Non-human identities aren’t passive anymore. They run jobs, deploy code, handle secrets, move data across clouds, and hold the keys to your most sensitive infrastructure. Every API token, client ID, and machine credential is a door. Too many doors stay wide open, invisible, and unmanaged.
The rise of distributed systems has multiplied these identities faster than teams can track them. Each microservice, automation script, and CI/CD pipeline generates more machine credentials. They authenticate without human oversight. They persist for years. They get copied across environments. They rarely expire until something breaks. This is the hidden surface area most attackers look for.
The old manual methods—spreadsheets, ad-hoc vault entries, periodic cleanups—do not scale. Non-human identity lifecycle management requires automated detection, ephemeral credentialing, and clear policy enforcement. Granular audit logs that tell you exactly when and where a machine identity acted are no longer nice-to-have.

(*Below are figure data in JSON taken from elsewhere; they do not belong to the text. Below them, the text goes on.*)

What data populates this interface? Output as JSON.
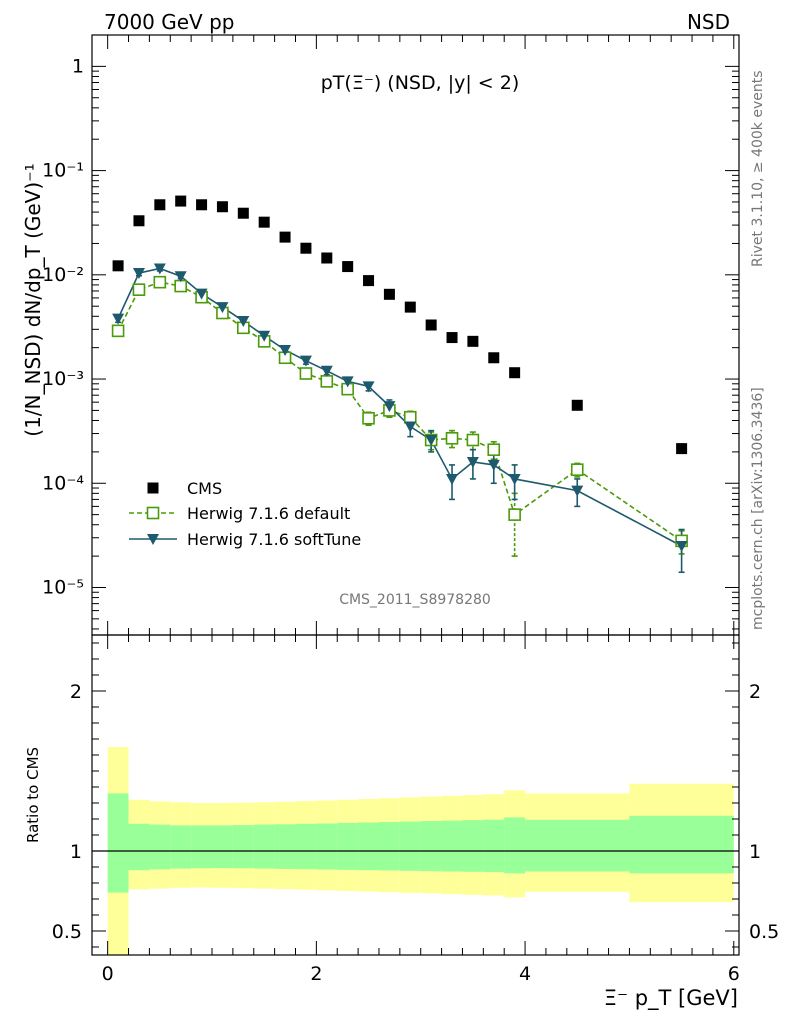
{
  "header": {
    "left": "7000 GeV pp",
    "right": "NSD"
  },
  "side_text": {
    "rivet": "Rivet 3.1.10, ≥ 400k events",
    "mcplots": "mcplots.cern.ch [arXiv:1306.3436]"
  },
  "chart_data": [
    {
      "type": "scatter",
      "title": "pT(Ξ⁻) (NSD, |y| < 2)",
      "watermark": "CMS_2011_S8978280",
      "yscale": "log",
      "xlim": [
        -0.15,
        6.05
      ],
      "ylim": [
        3.5e-06,
        2.0
      ],
      "ylabel": "(1/N_NSD) dN/dp_T (GeV)⁻¹",
      "xlabel": "",
      "y_tick_labels": [
        "1",
        "10⁻¹",
        "10⁻²",
        "10⁻³",
        "10⁻⁴",
        "10⁻⁵"
      ],
      "legend": {
        "position": "bottom-left",
        "entries": [
          "CMS",
          "Herwig 7.1.6 default",
          "Herwig 7.1.6 softTune"
        ]
      },
      "series": [
        {
          "name": "CMS",
          "color": "#000000",
          "marker": "square",
          "x": [
            0.1,
            0.3,
            0.5,
            0.7,
            0.9,
            1.1,
            1.3,
            1.5,
            1.7,
            1.9,
            2.1,
            2.3,
            2.5,
            2.7,
            2.9,
            3.1,
            3.3,
            3.5,
            3.7,
            3.9,
            4.5,
            5.5
          ],
          "y": [
            0.0122,
            0.033,
            0.047,
            0.051,
            0.047,
            0.045,
            0.039,
            0.032,
            0.023,
            0.018,
            0.0145,
            0.012,
            0.0088,
            0.0065,
            0.0049,
            0.0033,
            0.0025,
            0.0023,
            0.0016,
            0.00115,
            0.00056,
            0.000215
          ]
        },
        {
          "name": "Herwig 7.1.6 default",
          "color": "#4a9a0a",
          "marker": "open-square",
          "line": "dashed",
          "x": [
            0.1,
            0.3,
            0.5,
            0.7,
            0.9,
            1.1,
            1.3,
            1.5,
            1.7,
            1.9,
            2.1,
            2.3,
            2.5,
            2.7,
            2.9,
            3.1,
            3.3,
            3.5,
            3.7,
            3.9,
            4.5,
            5.5
          ],
          "y": [
            0.0029,
            0.0072,
            0.0085,
            0.0078,
            0.0061,
            0.0043,
            0.0031,
            0.0023,
            0.0016,
            0.00113,
            0.00095,
            0.0008,
            0.00042,
            0.0005,
            0.00043,
            0.00026,
            0.00027,
            0.00026,
            0.00021,
            5e-05,
            0.000135,
            2.8e-05
          ],
          "yerr": [
            0.0003,
            0.0005,
            0.0005,
            0.0005,
            0.0004,
            0.0003,
            0.0002,
            0.00015,
            0.00012,
            0.0001,
            9e-05,
            8e-05,
            6e-05,
            7e-05,
            6e-05,
            5e-05,
            5e-05,
            5e-05,
            4e-05,
            3e-05,
            2e-05,
            7e-06
          ]
        },
        {
          "name": "Herwig 7.1.6 softTune",
          "color": "#1d5a6e",
          "marker": "triangle-down",
          "line": "solid",
          "x": [
            0.1,
            0.3,
            0.5,
            0.7,
            0.9,
            1.1,
            1.3,
            1.5,
            1.7,
            1.9,
            2.1,
            2.3,
            2.5,
            2.7,
            2.9,
            3.1,
            3.3,
            3.5,
            3.7,
            3.9,
            4.5,
            5.5
          ],
          "y": [
            0.0038,
            0.0104,
            0.0115,
            0.0097,
            0.0066,
            0.0049,
            0.0036,
            0.0026,
            0.0019,
            0.0015,
            0.0012,
            0.00095,
            0.00085,
            0.00055,
            0.00035,
            0.00026,
            0.00011,
            0.00016,
            0.00015,
            0.00011,
            8.5e-05,
            2.5e-05
          ],
          "yerr": [
            0.0003,
            0.0006,
            0.0006,
            0.0005,
            0.0004,
            0.0003,
            0.0002,
            0.00017,
            0.00013,
            0.00011,
            0.0001,
            9e-05,
            8e-05,
            8e-05,
            7e-05,
            6e-05,
            4e-05,
            5e-05,
            5e-05,
            4e-05,
            2.5e-05,
            1.1e-05
          ]
        }
      ]
    },
    {
      "type": "area",
      "title": "",
      "ylabel": "Ratio to CMS",
      "xlabel": "Ξ⁻ p_T [GeV]",
      "xlim": [
        -0.15,
        6.05
      ],
      "ylim": [
        0.35,
        2.35
      ],
      "x_ticks": [
        0,
        2,
        4,
        6
      ],
      "y_ticks": [
        0.5,
        1,
        2
      ],
      "bands": {
        "edges": [
          0.0,
          0.2,
          0.4,
          0.6,
          0.8,
          1.0,
          1.2,
          1.4,
          1.6,
          1.8,
          2.0,
          2.2,
          2.4,
          2.6,
          2.8,
          3.0,
          3.2,
          3.4,
          3.6,
          3.8,
          4.0,
          5.0,
          6.0
        ],
        "outer_color": "#ffff99",
        "inner_color": "#99ff99",
        "outer_low": [
          0.1,
          0.76,
          0.765,
          0.77,
          0.772,
          0.77,
          0.768,
          0.765,
          0.762,
          0.758,
          0.754,
          0.75,
          0.746,
          0.742,
          0.738,
          0.735,
          0.73,
          0.726,
          0.722,
          0.71,
          0.745,
          0.68
        ],
        "outer_high": [
          1.65,
          1.32,
          1.31,
          1.305,
          1.3,
          1.3,
          1.302,
          1.305,
          1.308,
          1.312,
          1.316,
          1.32,
          1.325,
          1.33,
          1.335,
          1.34,
          1.345,
          1.35,
          1.355,
          1.38,
          1.36,
          1.42
        ],
        "inner_low": [
          0.74,
          0.88,
          0.885,
          0.89,
          0.892,
          0.893,
          0.892,
          0.89,
          0.888,
          0.886,
          0.884,
          0.882,
          0.88,
          0.878,
          0.876,
          0.874,
          0.872,
          0.87,
          0.868,
          0.86,
          0.872,
          0.86
        ],
        "inner_high": [
          1.36,
          1.17,
          1.165,
          1.16,
          1.16,
          1.16,
          1.162,
          1.165,
          1.167,
          1.17,
          1.172,
          1.175,
          1.178,
          1.181,
          1.184,
          1.187,
          1.19,
          1.193,
          1.196,
          1.21,
          1.195,
          1.22
        ]
      }
    }
  ]
}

They are table stakes.
The best systems now treat non-human identities as first-class citizens of security architecture. They use dynamic secrets to limit credential lifetime, require just-in-time access, and tie every action to a traceable identity. Rotate, revoke, and recreate are automated verbs in these pipelines. This eliminates static keys, reduces blast radius, and enforces least privilege without slowing down delivery.